Elon's development process
My notes on Elon Musk describing his 5-step product development process
Questioned on why the grid fins on the new Starship don't fold, Elon Musk dropped an incredible gem on how to think about development processes (or anything, really). Didn't expect to find this in a YouTube video touring Starbase, but here we go.
You can find the tour and interview, done by Everyday Astronaut, here. This is me mostly transcribing.
Elon's development process
1. Make your requirements less dumb
It does not matter who gave them to you. Especially if they come from a smart person, because you question them less. Don't take things as gospel. No matter who you are, everybody is wrong some of the time.
And whatever requirement or constraint you have, it must come with the name of a person, not a department. You can't ask departments, you have to ask a person. That person must take responsibility for that requirement.
2. Delete a part or process step
Try very hard to delete the part of process. This is actually very important. If you are not occasionally adding something back in, at least 10% of the time, you are not deleting enough. There is often a bias to add this part or process step "in case we need it" but you can make an "in case" argument for pretty much anything.
Thats why the grid fins do not fold down. It's a whole extra mechanism thats not needed. They simulated it and saw no difference. And it in case they do find out they need them, they can add them back in later.
3. Simplify or optimise
This the third step, not the first step. Why? The most common error of a smart engineer is to optimise a thing that shouldn't exist. Why is that? Everybody is trained to do so. Convergent logic, you are trained to answer questions, you can't say to your professor the question is dumb. Everybody has a mental straightjacket on, optimising the thing that should not exist.
4. Accelerate Cycle-Time
You are too slow. Go faster. But don't go faster until you did the other three things first. If you are digging your grave, don't dig it faster. Stop digging your grave.
5. Automate
Thats the final step.
I have personally made the mistake of going backwards on all five steps multiple times. Where I literally automated, accelerated, simplified and then deleted. – Elon Musk
Here is one example to illustrate how not to go through this process:
Fiberglass mats on the Model 3
At Tesla, they had these fiberglass mats on top of the Model 3 battery packs. The mats were a chokepoint in the battery pack production line. Musk described he was basically living on the production line trying to fix this. It was chocking the entire Model 3 production program.
Musk tried to fix the automation first, making the robot better, make it move faster, shorter paths, increase the torque, etc. So automating was a mistake, accelerating was a mistake, then optimising was a mistake. And finally he asked, what the hell are these mats for?
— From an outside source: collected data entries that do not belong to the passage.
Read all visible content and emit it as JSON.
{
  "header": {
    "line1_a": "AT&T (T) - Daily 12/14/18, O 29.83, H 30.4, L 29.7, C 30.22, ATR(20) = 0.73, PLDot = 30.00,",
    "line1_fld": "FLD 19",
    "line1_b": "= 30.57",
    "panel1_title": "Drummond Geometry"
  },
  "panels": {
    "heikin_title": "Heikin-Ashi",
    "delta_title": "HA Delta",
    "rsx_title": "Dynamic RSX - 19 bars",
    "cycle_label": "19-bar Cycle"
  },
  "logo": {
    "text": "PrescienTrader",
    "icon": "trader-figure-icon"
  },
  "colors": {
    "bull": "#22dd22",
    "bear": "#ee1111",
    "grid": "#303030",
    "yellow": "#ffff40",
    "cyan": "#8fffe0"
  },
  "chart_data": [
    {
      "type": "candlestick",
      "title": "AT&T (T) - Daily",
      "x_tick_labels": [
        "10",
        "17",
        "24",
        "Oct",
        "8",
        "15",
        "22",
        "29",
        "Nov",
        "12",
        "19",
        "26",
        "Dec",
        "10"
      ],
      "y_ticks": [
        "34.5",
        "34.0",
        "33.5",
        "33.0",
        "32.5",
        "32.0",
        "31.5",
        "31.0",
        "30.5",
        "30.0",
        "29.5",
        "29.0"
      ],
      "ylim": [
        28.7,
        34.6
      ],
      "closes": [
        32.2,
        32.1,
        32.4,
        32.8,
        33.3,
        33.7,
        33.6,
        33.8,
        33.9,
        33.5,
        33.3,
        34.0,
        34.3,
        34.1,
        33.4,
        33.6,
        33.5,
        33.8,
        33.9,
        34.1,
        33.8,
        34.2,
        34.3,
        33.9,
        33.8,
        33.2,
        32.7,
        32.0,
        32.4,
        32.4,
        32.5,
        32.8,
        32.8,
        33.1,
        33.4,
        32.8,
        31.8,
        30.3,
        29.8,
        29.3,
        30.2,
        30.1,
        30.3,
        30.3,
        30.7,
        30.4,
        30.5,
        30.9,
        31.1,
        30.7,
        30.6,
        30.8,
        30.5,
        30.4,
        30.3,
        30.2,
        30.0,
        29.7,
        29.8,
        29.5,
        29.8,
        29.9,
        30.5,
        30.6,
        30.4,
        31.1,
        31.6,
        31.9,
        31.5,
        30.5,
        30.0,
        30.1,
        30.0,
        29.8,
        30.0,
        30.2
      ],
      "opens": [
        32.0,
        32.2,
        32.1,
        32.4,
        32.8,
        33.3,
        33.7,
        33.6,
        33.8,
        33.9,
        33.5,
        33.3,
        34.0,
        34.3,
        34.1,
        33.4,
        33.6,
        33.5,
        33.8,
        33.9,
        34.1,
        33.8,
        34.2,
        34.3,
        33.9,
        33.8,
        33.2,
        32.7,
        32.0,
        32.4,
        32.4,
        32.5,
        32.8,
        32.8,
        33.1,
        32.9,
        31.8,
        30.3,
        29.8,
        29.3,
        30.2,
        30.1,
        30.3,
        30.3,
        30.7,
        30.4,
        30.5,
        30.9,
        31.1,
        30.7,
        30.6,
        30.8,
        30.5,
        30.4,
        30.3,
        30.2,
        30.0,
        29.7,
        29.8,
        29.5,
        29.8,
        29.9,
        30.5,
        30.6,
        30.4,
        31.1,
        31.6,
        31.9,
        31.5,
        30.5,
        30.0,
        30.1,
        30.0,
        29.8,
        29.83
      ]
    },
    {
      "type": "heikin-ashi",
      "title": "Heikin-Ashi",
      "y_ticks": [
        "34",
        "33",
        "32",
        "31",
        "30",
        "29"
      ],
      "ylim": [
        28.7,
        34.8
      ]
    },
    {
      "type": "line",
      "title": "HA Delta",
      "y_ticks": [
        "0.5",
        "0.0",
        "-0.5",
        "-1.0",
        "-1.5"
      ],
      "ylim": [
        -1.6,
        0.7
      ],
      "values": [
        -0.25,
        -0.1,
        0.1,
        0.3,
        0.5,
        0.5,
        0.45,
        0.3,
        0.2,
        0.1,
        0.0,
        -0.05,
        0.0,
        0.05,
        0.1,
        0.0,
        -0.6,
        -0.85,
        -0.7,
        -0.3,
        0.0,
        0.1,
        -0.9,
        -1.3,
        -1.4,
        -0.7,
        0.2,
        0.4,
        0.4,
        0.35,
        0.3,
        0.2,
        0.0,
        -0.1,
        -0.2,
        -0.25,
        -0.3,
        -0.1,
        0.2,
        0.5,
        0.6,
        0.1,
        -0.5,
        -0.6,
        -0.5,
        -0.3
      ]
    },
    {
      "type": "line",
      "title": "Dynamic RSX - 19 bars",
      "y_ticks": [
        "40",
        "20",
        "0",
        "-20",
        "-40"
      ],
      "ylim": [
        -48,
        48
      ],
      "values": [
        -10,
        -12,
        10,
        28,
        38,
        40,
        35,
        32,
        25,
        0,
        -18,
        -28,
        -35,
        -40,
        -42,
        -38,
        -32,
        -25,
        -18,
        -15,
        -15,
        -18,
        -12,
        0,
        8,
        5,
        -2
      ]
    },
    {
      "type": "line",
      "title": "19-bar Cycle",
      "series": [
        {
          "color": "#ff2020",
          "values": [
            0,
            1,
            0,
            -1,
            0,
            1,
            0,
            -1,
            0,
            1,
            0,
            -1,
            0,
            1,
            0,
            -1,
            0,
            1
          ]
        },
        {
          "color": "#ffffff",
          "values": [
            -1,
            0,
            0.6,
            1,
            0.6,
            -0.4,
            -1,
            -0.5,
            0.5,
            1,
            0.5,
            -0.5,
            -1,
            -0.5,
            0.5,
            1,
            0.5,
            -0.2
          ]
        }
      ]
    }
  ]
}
The battery safety team told him they are for noise and vibration, the Noise & Vibration team said they are for fire safety…you get the idea. So finally they tried a car with the figerglass mats and without, they put a microphone in both – and couldn't tell the difference. In the end Tesla just deleted that step, bypassing a 2M$ robot installation.
This framework really stuck with me and I hope you find it interesting as well.